There are people who would argue that the second book was merely a pastiche. I can't blame them (although I myself belong to those for whom the second book is part of the canon). Nothing surpasses the original.

Ken Houghton said...

It falls to me, I guess, to note that The Sequel is a pale imitation of the start of the Original Text, followed by a bunch of boring personal letters that make the "minor prophets" section of the original read like the prose equivalent of Michael Bay, ending with a Pale Reflection of the Original's Passion, Spirit, and most of all Evidence of Having Been Written by and about A Spoiled Brat.

Clearly, the JHVH of the joke has not read his own "second" book.

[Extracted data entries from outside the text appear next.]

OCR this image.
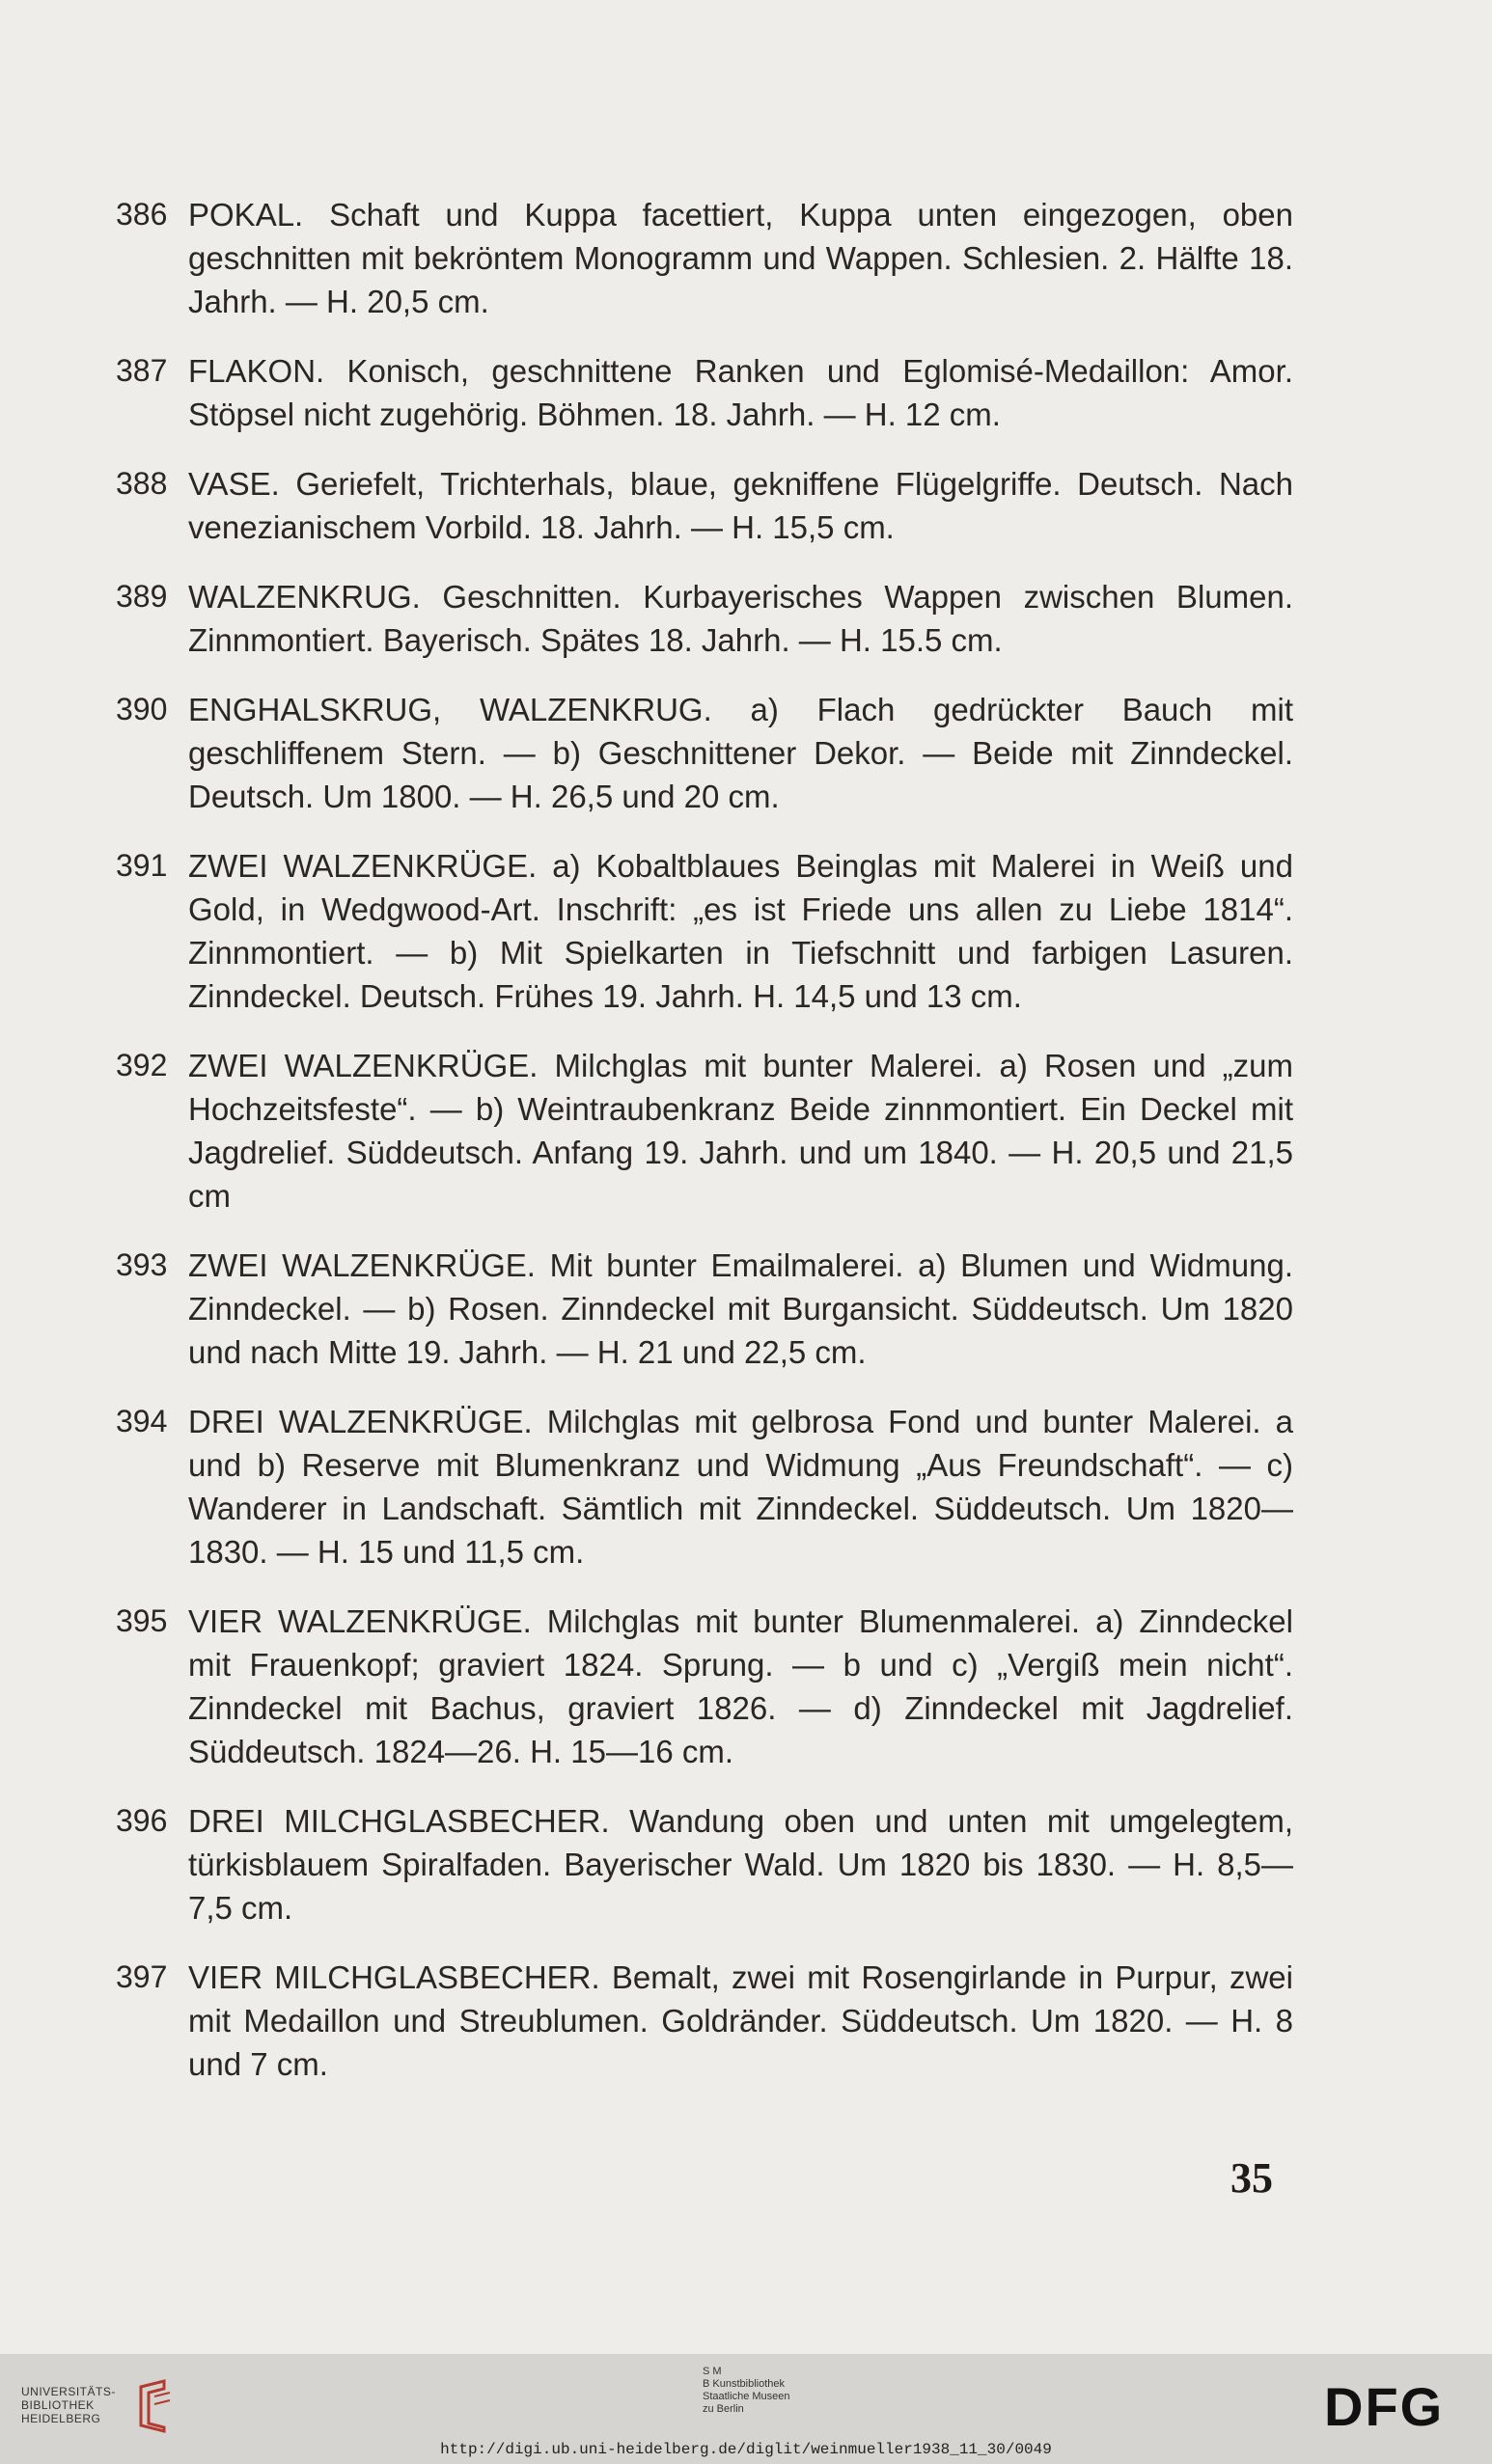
386 POKAL. Schaft und Kuppa facettiert, Kuppa unten eingezogen, oben geschnitten mit bekröntem Monogramm und Wappen. Schlesien. 2. Hälfte 18. Jahrh. — H. 20,5 cm.
387 FLAKON. Konisch, geschnittene Ranken und Eglomisé-Medaillon: Amor. Stöpsel nicht zugehörig. Böhmen. 18. Jahrh. — H. 12 cm.
388 VASE. Geriefelt, Trichterhals, blaue, gekniffene Flügelgriffe. Deutsch. Nach venezianischem Vorbild. 18. Jahrh. — H. 15,5 cm.
389 WALZENKRUG. Geschnitten. Kurbayerisches Wappen zwischen Blumen. Zinnmontiert. Bayerisch. Spätes 18. Jahrh. — H. 15.5 cm.
390 ENGHALSKRUG, WALZENKRUG. a) Flach gedrückter Bauch mit geschliffenem Stern. — b) Geschnittener Dekor. — Beide mit Zinndeckel. Deutsch. Um 1800. — H. 26,5 und 20 cm.
391 ZWEI WALZENKRÜGE. a) Kobaltblaues Beinglas mit Malerei in Weiß und Gold, in Wedgwood-Art. Inschrift: „es ist Friede uns allen zu Liebe 1814“. Zinnmontiert. — b) Mit Spielkarten in Tiefschnitt und farbigen Lasuren. Zinndeckel. Deutsch. Frühes 19. Jahrh. H. 14,5 und 13 cm.
392 ZWEI WALZENKRÜGE. Milchglas mit bunter Malerei. a) Rosen und „zum Hochzeitsfeste“. — b) Weintraubenkranz Beide zinnmontiert. Ein Deckel mit Jagdrelief. Süddeutsch. Anfang 19. Jahrh. und um 1840. — H. 20,5 und 21,5 cm
393 ZWEI WALZENKRÜGE. Mit bunter Emailmalerei. a) Blumen und Widmung. Zinndeckel. — b) Rosen. Zinndeckel mit Burgansicht. Süddeutsch. Um 1820 und nach Mitte 19. Jahrh. — H. 21 und 22,5 cm.
394 DREI WALZENKRÜGE. Milchglas mit gelbrosa Fond und bunter Malerei. a und b) Reserve mit Blumenkranz und Widmung „Aus Freundschaft“. — c) Wanderer in Landschaft. Sämtlich mit Zinndeckel. Süddeutsch. Um 1820—1830. — H. 15 und 11,5 cm.
395 VIER WALZENKRÜGE. Milchglas mit bunter Blumenmalerei. a) Zinndeckel mit Frauenkopf; graviert 1824. Sprung. — b und c) „Vergiß mein nicht“. Zinndeckel mit Bachus, graviert 1826. — d) Zinndeckel mit Jagdrelief. Süddeutsch. 1824—26. H. 15—16 cm.
396 DREI MILCHGLASBECHER. Wandung oben und unten mit umgelegtem, türkisblauem Spiralfaden. Bayerischer Wald. Um 1820 bis 1830. — H. 8,5—7,5 cm.
397 VIER MILCHGLASBECHER. Bemalt, zwei mit Rosengirlande in Purpur, zwei mit Medaillon und Streublumen. Goldränder. Süddeutsch. Um 1820. — H. 8 und 7 cm.
35
UNIVERSITÄTS-
BIBLIOTHEK
HEIDELBERG
S M
B Kunstbibliothek
Staatliche Museen
zu Berlin	DFG
http://digi.ub.uni-heidelberg.de/diglit/weinmueller1938_11_30/0049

(Fwiw, I'm with you on not talking about the books you stopped for personal reasons. Books you stopped because the same character did three different things in the same situation just to move the "plot" along, otoh...)

Mark said...

So if I believe that D&S in China is better than D&S in Old Russ, you're telling me I should keep it to myself.

Michael Swanwick said...

I'm telling you that there is no way you can win this game. Writers are kittle cattle, as Hope Mirrlees might have put it.

Mark said...

OK - I'll just hand over my 25 to 30 dollars of table stakes (the cost of a new Swanwick) and head straight for the writer's ego casino exit. Can I at least break even that way?

Gregory.Frost said...

I'm glad you met him. Now I can be one degree of separation away. And that's something.

Anthony Panegyres said...

Jehovah's certainly touchy. A first work often misses out on a stack of polish!

Nice reply though, Michael.

Anthony Panegyres said...

Small follow-up.

Michael Swanwick said...

Hah! For a fleeting instant, I was tempted to post a response to your response to my response. But that way lies madness.

Still, I thought your remarks were amiable. And I certainly don't want to tell other writers what they can and cannot say. As if they'd listen to that.